No ha sido así. En el tránsito de la moción de censura a la victoria electoral, con un acuerdo histórico de por medio para dar luz verde, nada menos, que a los Presupuestos Generales del Estado, que es lo que define a todo gobierno, el Gobierno de Pedro Sánchez dio un viraje estratégico y, en línea con la cultura bipartidista, se decantó como opción preferente por un gobierno monocolor con, en todo caso, personalidades independientes que le pudieran dar un perfil socialdemócrata o cercano a Unidas Podemos. En esta línea, la estrategia seguida por el Gobierno de Sánchez en las negociaciones con Unidas Podemos para la formación de un gobierno de coalición ha consistido, por una parte, en transmitir la idea de que hacía todo lo posible para garantizar estabilidad y evitar unas elecciones y, por otra, en fabricarse la baza argumental, de cara a una repetición electoral, de hacer recaer en Unidas Podemos, una vez más, la responsabilidad del fracaso político. Así lo avalan las propuestas realizadas por el PSOE en el curso de la negociación, que parecían más pensadas para impedir un gobierno de coalición que para conformarlo. ¿De qué otra manera puede interpretarse que, en Julio, el Gobierno de Pedro Sánchez vete al líder de la formación con la que se está negociando, Pablo Iglesias; que una vez que éste acepta el veto, oferte tres ministerios y una vicepresidencia, que ni siquiera llegan al 10% del presupuesto cuando la cuota de representatitividad de Unidas Podemos con respecto al PSOE es el 30%; y que, en Agosto, se niegue a considerar la oferta ministerial de Julio cuando Unidas Podemos rectifica? Sin duda, pudo haber un error estratégico de Unidas Podemos al no aceptar dicha oferta, pero, primero, hay que poner las cosas en su sitio.

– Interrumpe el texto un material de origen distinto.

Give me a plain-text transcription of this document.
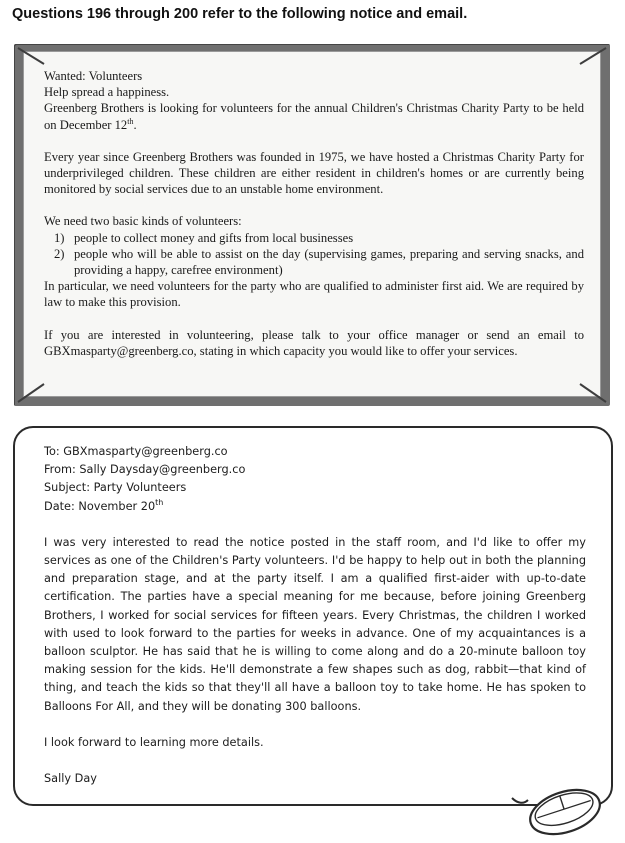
Questions 196 through 200 refer to the following notice and email.

Wanted: Volunteers

Help spread a happiness.

Greenberg Brothers is looking for volunteers for the annual Children's Christmas Charity Party to be held on December 12th.

Every year since Greenberg Brothers was founded in 1975, we have hosted a Christmas Charity Party for underprivileged children. These children are either resident in children's homes or are currently being monitored by social services due to an unstable home environment.

We need two basic kinds of volunteers:

1) people to collect money and gifts from local businesses
2) people who will be able to assist on the day (supervising games, preparing and serving snacks, and providing a happy, carefree environment)

In particular, we need volunteers for the party who are qualified to administer first aid. We are required by law to make this provision.

If you are interested in volunteering, please talk to your office manager or send an email to GBXmasparty@greenberg.co, stating in which capacity you would like to offer your services.

To: GBXmasparty@greenberg.co

From: Sally Daysday@greenberg.co

Subject: Party Volunteers

Date: November 20th

I was very interested to read the notice posted in the staff room, and I'd like to offer my services as one of the Children's Party volunteers. I'd be happy to help out in both the planning and preparation stage, and at the party itself. I am a qualified first-aider with up-to-date certification. The parties have a special meaning for me because, before joining Greenberg Brothers, I worked for social services for fifteen years. Every Christmas, the children I worked with used to look forward to the parties for weeks in advance. One of my acquaintances is a balloon sculptor. He has said that he is willing to come along and do a 20-minute balloon toy making session for the kids. He'll demonstrate a few shapes such as dog, rabbit—that kind of thing, and teach the kids so that they'll all have a balloon toy to take home. He has spoken to Balloons For All, and they will be donating 300 balloons.

I look forward to learning more details.

Sally Day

Este viraje no es gratuito. Obedece, sin duda, al interés de fondo de recomponer el bipartidismo que, desde la Transición, ha sido el modelo ideal de las sólidas redes de poder que operan en España. Y es obvio que esta recomposición pasa por recuperar y afianzar la hegemonía del PSOE, un partido con sólidos anclajes en dichas redes, en el espacio progresista y, paralelamente, arrinconar a Unidas Podemos, un partido que cuestiona abiertamente las relaciones de poder establecidas. En este contexto, la operación puesta en marcha para que Íñigo Errejón, una persona de indudable valor y potencial políticos, de el salto a la política nacional, está dirigida, sin duda, a cubrir un espacio progresista, pero, eso sí, dando por hecho el papel hegemónico del PSOE.

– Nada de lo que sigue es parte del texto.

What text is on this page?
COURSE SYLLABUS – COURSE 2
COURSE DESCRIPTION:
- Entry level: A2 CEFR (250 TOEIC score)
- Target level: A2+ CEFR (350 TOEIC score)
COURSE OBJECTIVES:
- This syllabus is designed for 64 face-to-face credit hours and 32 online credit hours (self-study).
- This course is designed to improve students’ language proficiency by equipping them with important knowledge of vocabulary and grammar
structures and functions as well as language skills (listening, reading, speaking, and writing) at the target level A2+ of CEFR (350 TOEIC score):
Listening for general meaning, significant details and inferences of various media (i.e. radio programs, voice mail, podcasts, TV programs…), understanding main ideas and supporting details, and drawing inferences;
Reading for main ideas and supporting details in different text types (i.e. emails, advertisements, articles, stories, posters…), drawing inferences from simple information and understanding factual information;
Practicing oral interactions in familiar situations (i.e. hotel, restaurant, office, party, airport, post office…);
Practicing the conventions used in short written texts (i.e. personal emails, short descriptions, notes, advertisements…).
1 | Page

En todo caso, la posibilidad de conformar gobiernos de coalición, como habitualmente ocurre en los países europeos, no va a desaparecer. Afrontarlo es una cuestión de cultura democrática. Un gobierno de coalición requiere que haya acuerdo en los objetivos y en el programa para llevarlos a la práctica. Pero también exige confianza mutua y empatía para que no se convierta en un espacio de vigilancia recíproca sino de colaboración. Y esta empatía es la que debe transmitirse a la sociedad civil haciendo algo que parece haberse olvidado en el juego partidista: pedagogía política, algo fundamental si tenemos en cuenta que el debate ya está instalado en la sociedad. El factor humano también cuenta y ésto vale para todos.
El 11 de Noviembre se volverá a las urnas. En manos de la ciudadanía está que se mantengan y enriquezcan los espacios políticos realmente representativos.